The purpose of this rule is to protect your GPA. In my experience, students who fall far behind during the first part of the semester rarely catch up in the end. Taking a D or F in a course has a significantly detrimental impact on your GPA, while dropping with a W has zero impact.
For the last day to drop a course with a W, please see the official Academic Calendar.
Grade Curve
In the event that unforeseen circumstances require a grade curve at the end of the semester, the number of satisfied competencies required to achieve a given final letter grade would be lowered. You should not expect such a curve. IF a curve is required, it might not be uniform with respect to each letter grade. Students who will be assigned a course grade of F as a result of the Midterm Rule, and students who are found to be in violation of the University Academic Integrity Code in this course, are NOT eligible for any grade curve.
Quarantine or Isolation
Since the interviews for this course are conducted electronically, quarantine or isolation by itself (e.g. for COVID-19) is not a valid excuse for any exception to a course policy or deadline, including the Midterm Rule. A symptomatic illness that is significant enough to interfere with your ability to complete your work would qualify for an exception, provided the illness lasts at least two (2) weeks. Documentation of the illness and its duration may be required.

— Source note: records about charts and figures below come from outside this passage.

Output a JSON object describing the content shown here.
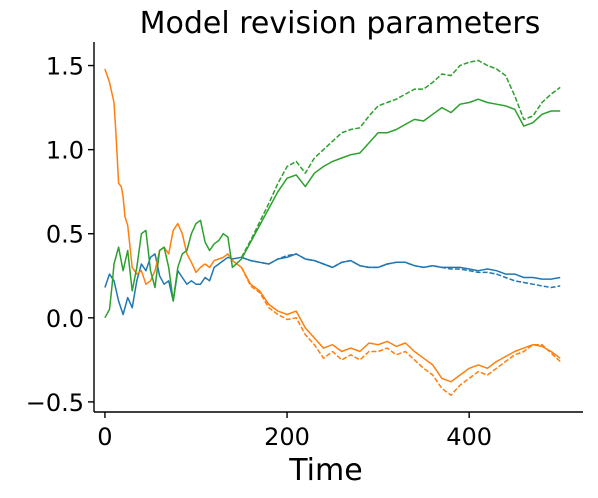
{
  "chart_data": {
    "type": "line",
    "title": "Model revision parameters",
    "xlabel": "Time",
    "ylabel": "",
    "xlim": [
      -12,
      525
    ],
    "ylim": [
      -0.56,
      1.64
    ],
    "xticks": [
      0,
      200,
      400
    ],
    "xtick_labels": [
      "0",
      "200",
      "400"
    ],
    "yticks": [
      -0.5,
      0.0,
      0.5,
      1.0,
      1.5
    ],
    "ytick_labels": [
      "−0.5",
      "0.0",
      "0.5",
      "1.0",
      "1.5"
    ],
    "grid": false,
    "legend": "none",
    "series": [
      {
        "color": "#1f77b4",
        "style": "solid",
        "points": [
          [
            0,
            0.18
          ],
          [
            5,
            0.26
          ],
          [
            10,
            0.22
          ],
          [
            15,
            0.1
          ],
          [
            20,
            0.02
          ],
          [
            25,
            0.12
          ],
          [
            30,
            0.06
          ],
          [
            35,
            0.22
          ],
          [
            40,
            0.32
          ],
          [
            45,
            0.28
          ],
          [
            50,
            0.36
          ],
          [
            55,
            0.38
          ],
          [
            60,
            0.25
          ],
          [
            65,
            0.2
          ],
          [
            70,
            0.22
          ],
          [
            75,
            0.1
          ],
          [
            80,
            0.28
          ],
          [
            85,
            0.24
          ],
          [
            90,
            0.2
          ],
          [
            95,
            0.22
          ],
          [
            100,
            0.2
          ],
          [
            105,
            0.2
          ],
          [
            110,
            0.24
          ],
          [
            115,
            0.22
          ],
          [
            120,
            0.3
          ],
          [
            125,
            0.32
          ],
          [
            130,
            0.34
          ],
          [
            135,
            0.36
          ],
          [
            140,
            0.35
          ],
          [
            150,
            0.36
          ],
          [
            160,
            0.34
          ],
          [
            170,
            0.33
          ],
          [
            180,
            0.32
          ],
          [
            190,
            0.35
          ],
          [
            200,
            0.36
          ],
          [
            210,
            0.38
          ],
          [
            220,
            0.35
          ],
          [
            230,
            0.34
          ],
          [
            240,
            0.32
          ],
          [
            250,
            0.3
          ],
          [
            260,
            0.33
          ],
          [
            270,
            0.34
          ],
          [
            280,
            0.31
          ],
          [
            290,
            0.3
          ],
          [
            300,
            0.3
          ],
          [
            310,
            0.32
          ],
          [
            320,
            0.33
          ],
          [
            330,
            0.33
          ],
          [
            340,
            0.31
          ],
          [
            350,
            0.3
          ],
          [
            360,
            0.31
          ],
          [
            370,
            0.3
          ],
          [
            380,
            0.3
          ],
          [
            390,
            0.3
          ],
          [
            400,
            0.29
          ],
          [
            410,
            0.28
          ],
          [
            420,
            0.29
          ],
          [
            430,
            0.28
          ],
          [
            440,
            0.26
          ],
          [
            450,
            0.26
          ],
          [
            460,
            0.24
          ],
          [
            470,
            0.24
          ],
          [
            480,
            0.23
          ],
          [
            490,
            0.23
          ],
          [
            500,
            0.24
          ]
        ]
      },
      {
        "color": "#1f77b4",
        "style": "dashed",
        "points": [
          [
            150,
            0.36
          ],
          [
            160,
            0.34
          ],
          [
            170,
            0.33
          ],
          [
            180,
            0.32
          ],
          [
            190,
            0.35
          ],
          [
            200,
            0.37
          ],
          [
            210,
            0.38
          ],
          [
            220,
            0.35
          ],
          [
            230,
            0.34
          ],
          [
            240,
            0.32
          ],
          [
            250,
            0.3
          ],
          [
            260,
            0.33
          ],
          [
            270,
            0.34
          ],
          [
            280,
            0.31
          ],
          [
            290,
            0.3
          ],
          [
            300,
            0.3
          ],
          [
            310,
            0.32
          ],
          [
            320,
            0.33
          ],
          [
            330,
            0.33
          ],
          [
            340,
            0.31
          ],
          [
            350,
            0.3
          ],
          [
            360,
            0.31
          ],
          [
            370,
            0.3
          ],
          [
            380,
            0.29
          ],
          [
            390,
            0.29
          ],
          [
            400,
            0.28
          ],
          [
            410,
            0.27
          ],
          [
            420,
            0.27
          ],
          [
            430,
            0.26
          ],
          [
            440,
            0.24
          ],
          [
            450,
            0.22
          ],
          [
            460,
            0.21
          ],
          [
            470,
            0.2
          ],
          [
            480,
            0.19
          ],
          [
            490,
            0.18
          ],
          [
            500,
            0.19
          ]
        ]
      },
      {
        "color": "#ff7f0e",
        "style": "solid",
        "points": [
          [
            0,
            1.48
          ],
          [
            5,
            1.4
          ],
          [
            10,
            1.28
          ],
          [
            12,
            1.1
          ],
          [
            15,
            0.8
          ],
          [
            18,
            0.78
          ],
          [
            20,
            0.72
          ],
          [
            22,
            0.6
          ],
          [
            25,
            0.55
          ],
          [
            28,
            0.4
          ],
          [
            30,
            0.3
          ],
          [
            35,
            0.26
          ],
          [
            40,
            0.28
          ],
          [
            45,
            0.2
          ],
          [
            50,
            0.22
          ],
          [
            55,
            0.28
          ],
          [
            60,
            0.4
          ],
          [
            65,
            0.42
          ],
          [
            70,
            0.38
          ],
          [
            75,
            0.52
          ],
          [
            80,
            0.56
          ],
          [
            85,
            0.5
          ],
          [
            90,
            0.38
          ],
          [
            95,
            0.33
          ],
          [
            100,
            0.27
          ],
          [
            105,
            0.3
          ],
          [
            110,
            0.32
          ],
          [
            115,
            0.3
          ],
          [
            120,
            0.34
          ],
          [
            125,
            0.35
          ],
          [
            130,
            0.36
          ],
          [
            135,
            0.38
          ],
          [
            140,
            0.34
          ],
          [
            150,
            0.3
          ],
          [
            160,
            0.2
          ],
          [
            170,
            0.16
          ],
          [
            180,
            0.08
          ],
          [
            190,
            0.04
          ],
          [
            200,
            0.02
          ],
          [
            210,
            0.04
          ],
          [
            220,
            -0.06
          ],
          [
            230,
            -0.12
          ],
          [
            240,
            -0.18
          ],
          [
            250,
            -0.16
          ],
          [
            260,
            -0.2
          ],
          [
            270,
            -0.18
          ],
          [
            280,
            -0.2
          ],
          [
            290,
            -0.15
          ],
          [
            300,
            -0.16
          ],
          [
            310,
            -0.14
          ],
          [
            320,
            -0.17
          ],
          [
            330,
            -0.15
          ],
          [
            340,
            -0.2
          ],
          [
            350,
            -0.24
          ],
          [
            360,
            -0.28
          ],
          [
            370,
            -0.36
          ],
          [
            380,
            -0.38
          ],
          [
            390,
            -0.34
          ],
          [
            400,
            -0.3
          ],
          [
            410,
            -0.28
          ],
          [
            420,
            -0.3
          ],
          [
            430,
            -0.26
          ],
          [
            440,
            -0.23
          ],
          [
            450,
            -0.2
          ],
          [
            460,
            -0.18
          ],
          [
            470,
            -0.16
          ],
          [
            480,
            -0.17
          ],
          [
            490,
            -0.2
          ],
          [
            500,
            -0.24
          ]
        ]
      },
      {
        "color": "#ff7f0e",
        "style": "dashed",
        "points": [
          [
            150,
            0.3
          ],
          [
            160,
            0.19
          ],
          [
            170,
            0.15
          ],
          [
            180,
            0.06
          ],
          [
            190,
            0.02
          ],
          [
            200,
            -0.01
          ],
          [
            210,
            0.0
          ],
          [
            220,
            -0.1
          ],
          [
            230,
            -0.16
          ],
          [
            240,
            -0.24
          ],
          [
            250,
            -0.2
          ],
          [
            260,
            -0.25
          ],
          [
            270,
            -0.22
          ],
          [
            280,
            -0.25
          ],
          [
            290,
            -0.2
          ],
          [
            300,
            -0.2
          ],
          [
            310,
            -0.18
          ],
          [
            320,
            -0.22
          ],
          [
            330,
            -0.2
          ],
          [
            340,
            -0.25
          ],
          [
            350,
            -0.3
          ],
          [
            360,
            -0.34
          ],
          [
            370,
            -0.42
          ],
          [
            380,
            -0.46
          ],
          [
            390,
            -0.4
          ],
          [
            400,
            -0.36
          ],
          [
            410,
            -0.32
          ],
          [
            420,
            -0.34
          ],
          [
            430,
            -0.3
          ],
          [
            440,
            -0.26
          ],
          [
            450,
            -0.22
          ],
          [
            460,
            -0.2
          ],
          [
            470,
            -0.16
          ],
          [
            480,
            -0.16
          ],
          [
            490,
            -0.21
          ],
          [
            500,
            -0.26
          ]
        ]
      },
      {
        "color": "#2ca02c",
        "style": "solid",
        "points": [
          [
            0,
            0.0
          ],
          [
            5,
            0.05
          ],
          [
            8,
            0.2
          ],
          [
            10,
            0.32
          ],
          [
            15,
            0.42
          ],
          [
            20,
            0.28
          ],
          [
            25,
            0.4
          ],
          [
            30,
            0.16
          ],
          [
            35,
            0.3
          ],
          [
            40,
            0.5
          ],
          [
            45,
            0.52
          ],
          [
            50,
            0.28
          ],
          [
            55,
            0.18
          ],
          [
            60,
            0.4
          ],
          [
            65,
            0.42
          ],
          [
            70,
            0.3
          ],
          [
            75,
            0.1
          ],
          [
            80,
            0.3
          ],
          [
            85,
            0.38
          ],
          [
            90,
            0.4
          ],
          [
            95,
            0.5
          ],
          [
            100,
            0.56
          ],
          [
            105,
            0.58
          ],
          [
            110,
            0.45
          ],
          [
            115,
            0.4
          ],
          [
            120,
            0.44
          ],
          [
            125,
            0.46
          ],
          [
            130,
            0.5
          ],
          [
            135,
            0.48
          ],
          [
            140,
            0.3
          ],
          [
            150,
            0.35
          ],
          [
            160,
            0.45
          ],
          [
            170,
            0.55
          ],
          [
            180,
            0.65
          ],
          [
            190,
            0.75
          ],
          [
            200,
            0.83
          ],
          [
            210,
            0.85
          ],
          [
            220,
            0.78
          ],
          [
            230,
            0.86
          ],
          [
            240,
            0.9
          ],
          [
            250,
            0.93
          ],
          [
            260,
            0.95
          ],
          [
            270,
            0.97
          ],
          [
            280,
            0.98
          ],
          [
            290,
            1.04
          ],
          [
            300,
            1.1
          ],
          [
            310,
            1.1
          ],
          [
            320,
            1.12
          ],
          [
            330,
            1.15
          ],
          [
            340,
            1.18
          ],
          [
            350,
            1.17
          ],
          [
            360,
            1.21
          ],
          [
            370,
            1.25
          ],
          [
            380,
            1.22
          ],
          [
            390,
            1.27
          ],
          [
            400,
            1.28
          ],
          [
            410,
            1.3
          ],
          [
            420,
            1.28
          ],
          [
            430,
            1.27
          ],
          [
            440,
            1.26
          ],
          [
            450,
            1.24
          ],
          [
            460,
            1.14
          ],
          [
            470,
            1.16
          ],
          [
            480,
            1.21
          ],
          [
            490,
            1.23
          ],
          [
            500,
            1.23
          ]
        ]
      },
      {
        "color": "#2ca02c",
        "style": "dashed",
        "points": [
          [
            150,
            0.36
          ],
          [
            160,
            0.46
          ],
          [
            170,
            0.57
          ],
          [
            180,
            0.68
          ],
          [
            190,
            0.8
          ],
          [
            200,
            0.9
          ],
          [
            210,
            0.93
          ],
          [
            220,
            0.86
          ],
          [
            230,
            0.95
          ],
          [
            240,
            1.0
          ],
          [
            250,
            1.05
          ],
          [
            260,
            1.1
          ],
          [
            270,
            1.12
          ],
          [
            280,
            1.13
          ],
          [
            290,
            1.2
          ],
          [
            300,
            1.26
          ],
          [
            310,
            1.28
          ],
          [
            320,
            1.3
          ],
          [
            330,
            1.33
          ],
          [
            340,
            1.36
          ],
          [
            350,
            1.36
          ],
          [
            360,
            1.4
          ],
          [
            370,
            1.45
          ],
          [
            380,
            1.44
          ],
          [
            390,
            1.5
          ],
          [
            400,
            1.52
          ],
          [
            410,
            1.53
          ],
          [
            420,
            1.5
          ],
          [
            430,
            1.48
          ],
          [
            440,
            1.44
          ],
          [
            450,
            1.32
          ],
          [
            460,
            1.18
          ],
          [
            470,
            1.2
          ],
          [
            480,
            1.28
          ],
          [
            490,
            1.33
          ],
          [
            500,
            1.37
          ]
        ]
      }
    ]
  }
}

Additional Policies and Information
The following policies and documents are incorporated into this syllabus by reference:
- Competency-Based Evaluation
- Common Course Policies
- Online Learning Expectations
- Contingency Plan
- First Week Checklist
- Student Services Guide
Disclaimer
Portions of this course may deal with issues related to cost analysis, laws, and ethics. The instructor of this course is not a lawyer, accountant, or financial advisor, and no portion of this class constitutes legal or financial advice. This syllabus and schedule are tentative and subject to change with notice to the student during the semester. If a portion of this syllabus is found to be non-compliant with University policies or applicable laws, the remainder of this syllabus will remain effective.